The local FASTQ package always writes `visualizations/index.html` and `visualizations/visualization_manifest.json`. With only FASTQs, this is a read-QC/readiness bundle. If an ASV/feature table is available, pass it to the runner with `--asv-table` to generate alpha diversity, Bray-Curtis PCoA, and rarefaction artifacts. If a feature taxonomy table is available, pass `--taxonomy-table` to generate taxa barplots. When downstream tables are labeled synthetic or contain sample columns that are not present in the real sample sheet, the runner marks the run review-only and blocks beta-diversity/PCoA unless `--allow-synthetic-diversity` is set explicitly.

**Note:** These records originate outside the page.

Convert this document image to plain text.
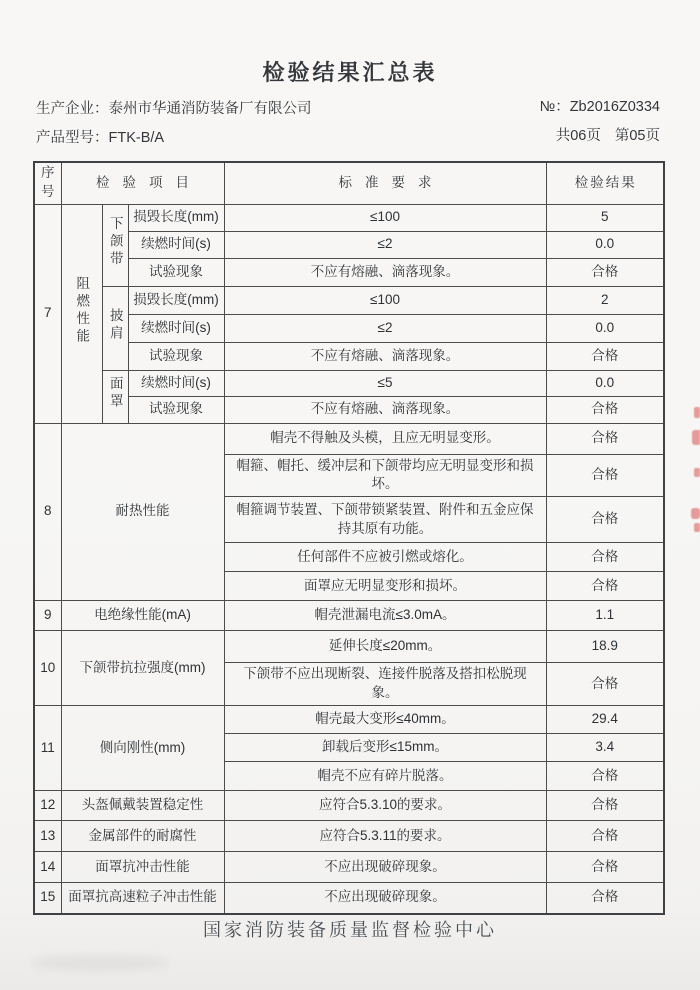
检验结果汇总表
生产企业：泰州市华通消防装备厂有限公司	№：Zb2016Z0334
产品型号：FTK-B/A	共06页 第05页
序号	检验项目			标准要求	检验结果
7	阻燃性能	下颌带	损毁长度(mm)	≤100	5
			续燃时间(s)	≤2	0.0
			试验现象	不应有熔融、滴落现象。	合格
		披肩	损毁长度(mm)	≤100	2
			续燃时间(s)	≤2	0.0
			试验现象	不应有熔融、滴落现象。	合格
		面罩	续燃时间(s)	≤5	0.0
			试验现象	不应有熔融、滴落现象。	合格
8	耐热性能			帽壳不得触及头模，且应无明显变形。	合格
				帽箍、帽托、缓冲层和下颌带均应无明显变形和损坏。	合格
				帽箍调节装置、下颌带锁紧装置、附件和五金应保持其原有功能。	合格
				任何部件不应被引燃或熔化。	合格
				面罩应无明显变形和损坏。	合格
9	电绝缘性能(mA)			帽壳泄漏电流≤3.0mA。	1.1
10	下颌带抗拉强度(mm)			延伸长度≤20mm。	18.9
				下颌带不应出现断裂、连接件脱落及搭扣松脱现象。	合格
11	侧向刚性(mm)			帽壳最大变形≤40mm。	29.4
				卸载后变形≤15mm。	3.4
				帽壳不应有碎片脱落。	合格
12	头盔佩戴装置稳定性			应符合5.3.10的要求。	合格
13	金属部件的耐腐性			应符合5.3.11的要求。	合格
14	面罩抗冲击性能			不应出现破碎现象。	合格
15	面罩抗高速粒子冲击性能			不应出现破碎现象。	合格
国家消防装备质量监督检验中心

The run also emits `qc_verdict.json` and, for amplicon runs, `qc_interpretation.json` with machine-readable reason codes, a readiness verdict, and follow-on command templates for generating ASV/taxonomy tables and re-rendering plugin-native plots. Backend runs additionally write `tables/amplicon_backend_summary.json` so exported ASV, taxonomy, read-retention, and BIOM-conversion status are auditable. When a normalized ASV/feature table is available, the backend runner also writes `tables/amplicon_diversity_summary.json`, `visualizations/amplicon_backend_dashboard.html`, and SVG plots for sample depth, Shannon diversity, and top taxa/features. If the ASV table is absent, these outputs remain explicitly unavailable rather than inferred from FASTQ QC.

## Guardrails

- Do not choose truncation lengths before looking at quality distributions.
- Do not mix taxonomy database versions without recording them.
- Preserve negative controls and extraction blanks in metadata.